Sosyal medyanın hayatımızda ki yeri yadsınamaz bir gerçektir. Teknolojinin gelişmesi ve akıllı telefonların yaygınlaşması ile beraber kişilerin çok kolay bir şekilde erişim sağladığı sosyal medya (Facebook, Twitter, İnstagram vb.) üzerinden işlenen suç tipleri de artmıştır. Sosyal medyanın sanal bir ortam olmasından dolayı kişiler yaptıkları fiillerin, yorumların veya mesajların suç teşkil etmeyeceğini düşünerek rahatlıkla hareket edebilmekte ve suç işleyebilmektedir.
Konunun Türk Ceza Kanunu Bakımından Ele Alınması
Tehdit (TCK Md.106) Bir başkasını, kendisinin veya yakınının hayatına, vücut veya cinsel dokunulmazlığına yönelik bir saldırı gerçekleştireceğinden bahisle tehdit eden kişi, altı aydan iki yıla kadar hapis cezası ile cezalandırılır.

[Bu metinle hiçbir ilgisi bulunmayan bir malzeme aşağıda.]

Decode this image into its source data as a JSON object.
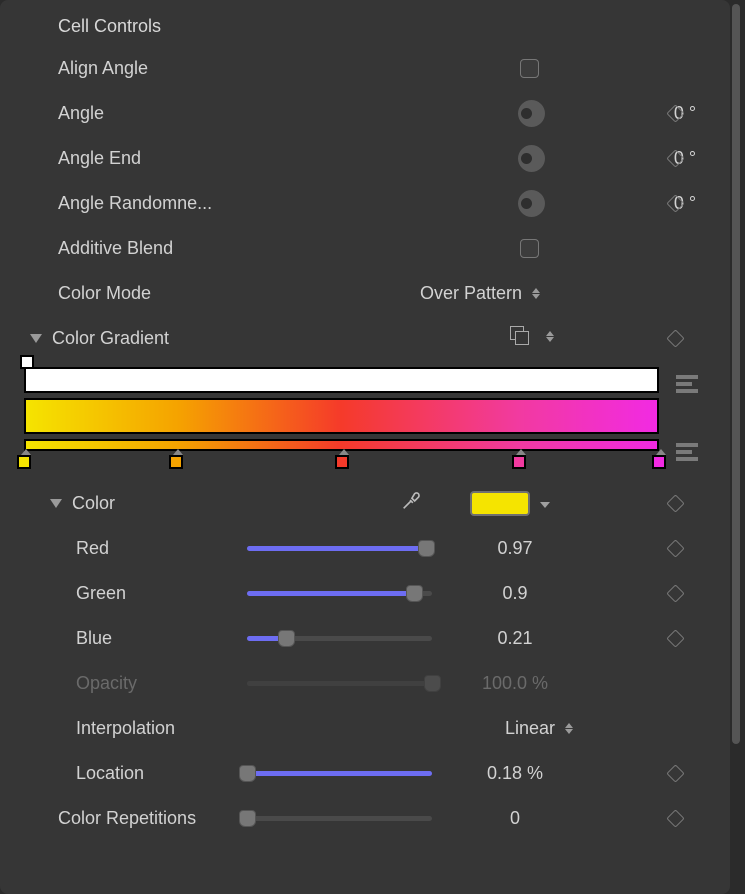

Mal varlığı itibarıyla büyük bir zarara uğratacağından veya sair bir kötülük edeceğinden bahisle tehditte ise, mağdurun şikayeti üzerine, altı aya kadar hapis veya adli para cezasına hükmolunur.
Sosyal medyanın sanal bir ortam olması ve kişilerin sahte hesaplar açarak kendi bilgilerini saklayabilmesinden dolayı rahatça hareket edebilmektedirler. Kişiler bu rahatlıkla tespit edilmeyeceklerini de düşünerek suç işleyebilmekteler. Ancak tehdit edilen kişinin savcılığa şikayette bulunması üzerine savcılık tehdit içerikli mesajı yahut yorumu atan hesabın sahibini IP numarasından tespit edebilmektedir. Dolayısıyla tehdite maruz kalan kişilerin bir sonuç çıkmaz düşüncesine kapılmaması ve hakkını sonuna kadar savunmasını tavsiye ederiz.
ÖRNEK KARAR
Yargıtay 4. Ceza Dairesi 2018/819 E. , 2018/4172 K.
Her ne kadar facebook, twitter, ınstagram isimli sosyal paylaşım siteleri ile ilgili olarak yapılan istinabe taleplerini ABD adIi makamlarının cevaplamadığı, bu sebeple şüphelinin fiziki kimliğine ulaşılamadığı, ilgili sitenin bağlı olduğu internet servis sağlayıcılarının ve yer sağlayıcılarının yurtdışı kaynaklı olduğu ve yabancı ülke şirket ve sunucularının kullanılması sebebiyle elektronik delil elde etme imkânının da mevcut olmadığı, bilişim suçlarının yapısı gereği İnternet ortamında elde edilebilecek delillerin yokluğu ve şüpheli ya da şüphelilerin teşhis edilememesi halinde başka türlü delil elde etme olanağının bulunmadığı, bu aşamada soruşturmanın devamı halinde yeni delillere ulaşmanın teknik ve hukuki açıdan mümkün olmadığı, müştekinin şikayetine konu edindiği olay ile ilgili olarak şüpheli ya da şüphelilere ulaşılmasına imkân veren hiçbir delil de sunmadığı gerekçeleriyle şikayetçinin iddiaların soyut nitelikte kaldığından bahisle kovuşturmaya yer olmadığına dair karar karar verilmiş ise de, şüphelinin facebook adlı sosyal paylaşım sitesindeki profil bilgilerinin ve diğer hususların araştırılarak şüphelinin kimlik bilgilerinin tespit edilmeye çalışılması, ABD adli makamlarıyla istinabe yapılması ve sonucuna göre şüphelinin hukuki durumunun tayin ve takdir edilmesi gerekirken, eksik soruşturma neticesinde kovuşturma yapılmasına yer olmadığına dair karar verilmesinin hukuka aykırı olduğu ve bu sebeple itirazın reddine dair mercii Ankara 3. Sulh Ceza Hakimliğinin 09/09/2017 tarihli ve 2017/3424 Değişik İş sayılı kararında isabet bulunmadığı anlaşılmıştır.
Günümüzde bu durumlar fazlaca gerçekleşmekte ve büyük mağduriyetler oluşmaktadır. Dolayısıyla böyle bir durumla karşılaşıldığında hem sürecin doğru yürütülmesi hem de hak kaybına uğramamak için tedbirli olunmalı ve bilişim alanında uzman bir avukattan hukuki yardım alınması önemlidir.